Esta é mais uma aula gratis de gastronomia criada pelo nosso Chef Marcos Ripp Cozzella. Siga #50AulasDeGastronomia para ler todas as aulas. Acompanhe a sexta aula sobre molhos quentes, em duas partes – esta é a primeira. Publicada originalmente no Facebook Chefs do Brasil.

Molhos Quentes

São partes fundamentais para o sucesso de um prato. Não adianta preparar uma carne perfeitamente e regá-la ou envolvê-la com molho ruim. Perde-se tempo e ingredientes.



Novamente, a grande maioria, descrita aqui, é formada por molhos da culinária francesa e, sem dúvida, são os mais famosos, a exceção do Molho Pesto, da culinária italiana, e os tradicionais molhos de tomate que acompanham as massas, em sua maioria, italianos, também.

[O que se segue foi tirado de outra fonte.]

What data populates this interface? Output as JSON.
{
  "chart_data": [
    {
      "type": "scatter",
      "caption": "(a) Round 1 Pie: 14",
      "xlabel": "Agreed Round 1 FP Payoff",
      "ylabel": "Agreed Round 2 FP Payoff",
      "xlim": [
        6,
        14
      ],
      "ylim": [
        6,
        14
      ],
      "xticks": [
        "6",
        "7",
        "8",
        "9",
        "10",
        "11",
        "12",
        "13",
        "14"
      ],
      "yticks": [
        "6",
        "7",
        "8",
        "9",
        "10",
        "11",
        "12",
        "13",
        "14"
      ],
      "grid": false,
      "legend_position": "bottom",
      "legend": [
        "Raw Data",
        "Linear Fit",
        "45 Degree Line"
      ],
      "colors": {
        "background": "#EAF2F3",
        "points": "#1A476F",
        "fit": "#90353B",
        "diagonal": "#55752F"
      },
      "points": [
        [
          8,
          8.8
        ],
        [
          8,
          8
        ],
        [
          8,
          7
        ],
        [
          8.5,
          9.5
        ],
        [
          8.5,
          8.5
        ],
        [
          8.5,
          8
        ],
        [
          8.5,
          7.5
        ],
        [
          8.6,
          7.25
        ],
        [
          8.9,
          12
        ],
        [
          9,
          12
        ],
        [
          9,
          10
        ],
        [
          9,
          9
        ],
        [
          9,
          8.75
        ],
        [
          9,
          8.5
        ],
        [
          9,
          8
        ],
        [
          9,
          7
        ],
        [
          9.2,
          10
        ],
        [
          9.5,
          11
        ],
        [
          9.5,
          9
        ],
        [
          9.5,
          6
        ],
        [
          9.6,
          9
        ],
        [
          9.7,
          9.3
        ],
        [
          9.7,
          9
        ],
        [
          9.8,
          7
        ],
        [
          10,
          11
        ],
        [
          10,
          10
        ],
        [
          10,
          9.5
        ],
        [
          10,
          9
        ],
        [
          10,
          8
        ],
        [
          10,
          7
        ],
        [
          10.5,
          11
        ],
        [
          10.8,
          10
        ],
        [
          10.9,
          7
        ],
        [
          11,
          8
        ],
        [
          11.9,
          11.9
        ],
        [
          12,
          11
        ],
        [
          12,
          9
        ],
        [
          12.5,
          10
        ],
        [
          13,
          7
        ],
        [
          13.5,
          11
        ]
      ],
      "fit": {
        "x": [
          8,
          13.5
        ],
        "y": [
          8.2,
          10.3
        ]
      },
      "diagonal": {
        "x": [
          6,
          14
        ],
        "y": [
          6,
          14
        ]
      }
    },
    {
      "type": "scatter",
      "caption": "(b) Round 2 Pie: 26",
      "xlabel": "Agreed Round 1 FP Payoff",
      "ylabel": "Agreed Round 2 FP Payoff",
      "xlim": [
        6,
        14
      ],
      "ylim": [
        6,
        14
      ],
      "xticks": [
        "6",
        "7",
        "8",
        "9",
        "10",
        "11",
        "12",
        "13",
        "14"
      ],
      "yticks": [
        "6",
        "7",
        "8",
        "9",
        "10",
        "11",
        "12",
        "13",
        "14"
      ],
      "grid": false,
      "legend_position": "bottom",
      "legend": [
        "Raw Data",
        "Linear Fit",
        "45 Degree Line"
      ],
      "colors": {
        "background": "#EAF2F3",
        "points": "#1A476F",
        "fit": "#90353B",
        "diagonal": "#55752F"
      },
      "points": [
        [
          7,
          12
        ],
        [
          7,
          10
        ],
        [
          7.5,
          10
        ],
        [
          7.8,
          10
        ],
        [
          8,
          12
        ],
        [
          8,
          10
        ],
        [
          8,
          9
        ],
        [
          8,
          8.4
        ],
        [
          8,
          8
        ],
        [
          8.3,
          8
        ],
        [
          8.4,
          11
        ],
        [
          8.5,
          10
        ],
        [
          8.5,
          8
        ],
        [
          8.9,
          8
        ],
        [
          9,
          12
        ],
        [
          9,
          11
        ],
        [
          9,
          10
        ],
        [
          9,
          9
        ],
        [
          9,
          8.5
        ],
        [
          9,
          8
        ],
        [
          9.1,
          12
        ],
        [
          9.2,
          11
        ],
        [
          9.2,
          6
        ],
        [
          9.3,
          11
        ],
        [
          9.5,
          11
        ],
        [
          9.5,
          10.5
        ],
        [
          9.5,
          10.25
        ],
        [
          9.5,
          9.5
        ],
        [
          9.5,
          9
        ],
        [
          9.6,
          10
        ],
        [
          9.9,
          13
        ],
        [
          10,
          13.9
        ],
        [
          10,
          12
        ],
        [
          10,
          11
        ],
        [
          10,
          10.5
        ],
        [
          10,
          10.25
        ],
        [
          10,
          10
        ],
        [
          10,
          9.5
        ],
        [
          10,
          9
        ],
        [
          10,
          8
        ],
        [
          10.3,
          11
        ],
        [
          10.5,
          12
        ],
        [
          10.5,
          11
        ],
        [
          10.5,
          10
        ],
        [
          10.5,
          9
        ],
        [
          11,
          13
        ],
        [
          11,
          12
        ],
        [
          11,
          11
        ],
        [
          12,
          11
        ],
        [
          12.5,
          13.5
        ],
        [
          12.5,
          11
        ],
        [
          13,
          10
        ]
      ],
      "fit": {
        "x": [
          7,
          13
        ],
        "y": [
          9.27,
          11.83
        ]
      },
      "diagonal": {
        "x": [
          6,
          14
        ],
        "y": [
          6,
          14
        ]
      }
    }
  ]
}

São considerados molhos quentes:

  • Molhos à base de carnes e aves
  • Molhos a base de manteiga: Hollandaise e Béarnaise
  • Molhos à base de tomate: sugo clássico, rústico com alho e manjericão e molho para pizza
  • Molhos à base de tomate e carnes: bolonhesa, ragout de fraldinha e matriciana
  • Molhos à base de leite e/ou creme de leite: bechamel

Depois teremos uma aula específica de molhos quentes e de outras regiões do planeta, como os saborosos molhos tailandeses, japoneses, chineses, vietnamitas, etc. e o Molho de Tomate, em específico. São alguns nomes de molhos famosos que você poderá encontrar em algumas receitas e deve conhecer. Deixarei uma descrição simples, apenas como base de conhecimento, mas se quiser reproduzi-los, será possível.

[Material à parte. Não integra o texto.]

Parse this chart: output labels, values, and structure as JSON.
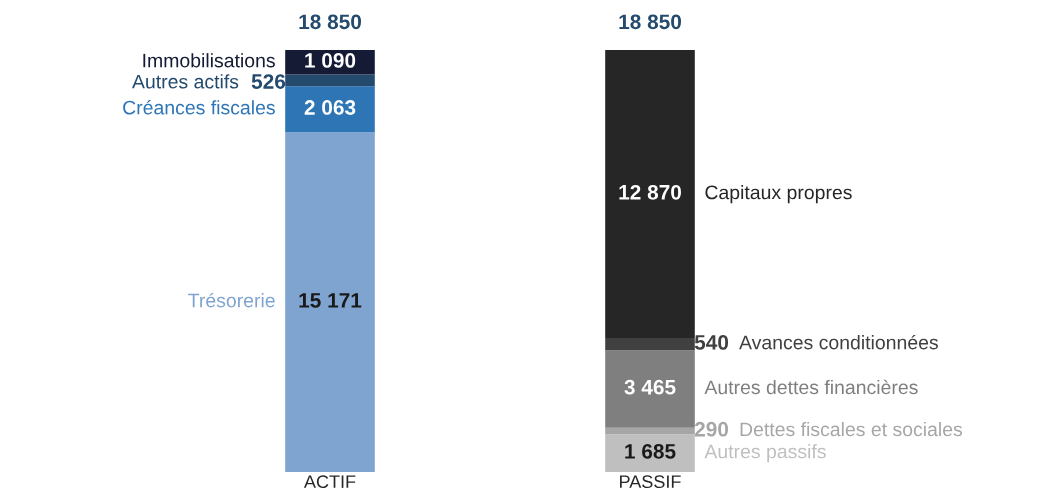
{
  "chart_data": {
    "type": "bar",
    "stacked": true,
    "categories": [
      "ACTIF",
      "PASSIF"
    ],
    "legend": false,
    "totals": [
      "18 850",
      "18 850"
    ],
    "series": [
      {
        "name": "Trésorerie",
        "color": "#7fa4d0",
        "values": [
          15171,
          null
        ],
        "value_labels": [
          "15 171",
          null
        ]
      },
      {
        "name": "Créances fiscales",
        "color": "#2e75b6",
        "values": [
          2063,
          null
        ],
        "value_labels": [
          "2 063",
          null
        ]
      },
      {
        "name": "Autres actifs",
        "color": "#244a6e",
        "values": [
          526,
          null
        ],
        "value_labels": [
          "526",
          null
        ]
      },
      {
        "name": "Immobilisations",
        "color": "#161b35",
        "values": [
          1090,
          null
        ],
        "value_labels": [
          "1 090",
          null
        ]
      },
      {
        "name": "Autres passifs",
        "color": "#bfbfbf",
        "values": [
          null,
          1685
        ],
        "value_labels": [
          null,
          "1 685"
        ]
      },
      {
        "name": "Dettes fiscales et sociales",
        "color": "#a6a6a6",
        "values": [
          null,
          290
        ],
        "value_labels": [
          null,
          "290"
        ]
      },
      {
        "name": "Autres dettes financières",
        "color": "#7f7f7f",
        "values": [
          null,
          3465
        ],
        "value_labels": [
          null,
          "3 465"
        ]
      },
      {
        "name": "Avances conditionnées",
        "color": "#404040",
        "values": [
          null,
          540
        ],
        "value_labels": [
          null,
          "540"
        ]
      },
      {
        "name": "Capitaux propres",
        "color": "#262626",
        "values": [
          null,
          12870
        ],
        "value_labels": [
          null,
          "12 870"
        ]
      }
    ]
  }
}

Os molhos mais importantes e mais usados, ou mesmo as bases que dão origens a uma série de molhos, descreverei de maneira clara e fácil, mesmo que haja alguma simplificação da receita original, muitas vezes, cheias de passos complicados e que é melhor deixar para chefs e profissionais.

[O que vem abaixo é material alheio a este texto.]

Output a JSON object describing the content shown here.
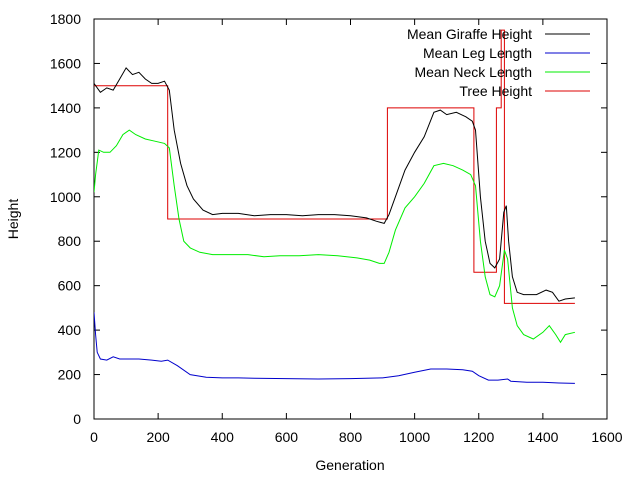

Acreditem, esse universo dos molhos é muito grande e complexo e é um dos pilares da boa culinária. Dominá-los é grande caminho andado para o sucesso de seu prato.

Obviamente estarao nessa aula apenas os mais conhecidos, necessários e famosos. Muitos ainda existirão. O assunto é bastante complexo, portanto será dividido em partes, cada uma baseada no componente principal.

Molhos à base de Roux

A palavra francesa “roux” significa “castanho-escuro” ou marrom e os molhos tem essa designação exatamente por causa das sua cor (fala-se “rú”).

Muitos outros molhos são engrossados com essa base, feita de quantidades iguais de farinha de trigo e manteiga.

Normalmente usamos 50/60 gramas de manteiga e de farinha para um litro de líquido. Às vezes, alteramos essa proporção, colocando um pouco mais de manteiga para ter um molho mais aveludado e macio.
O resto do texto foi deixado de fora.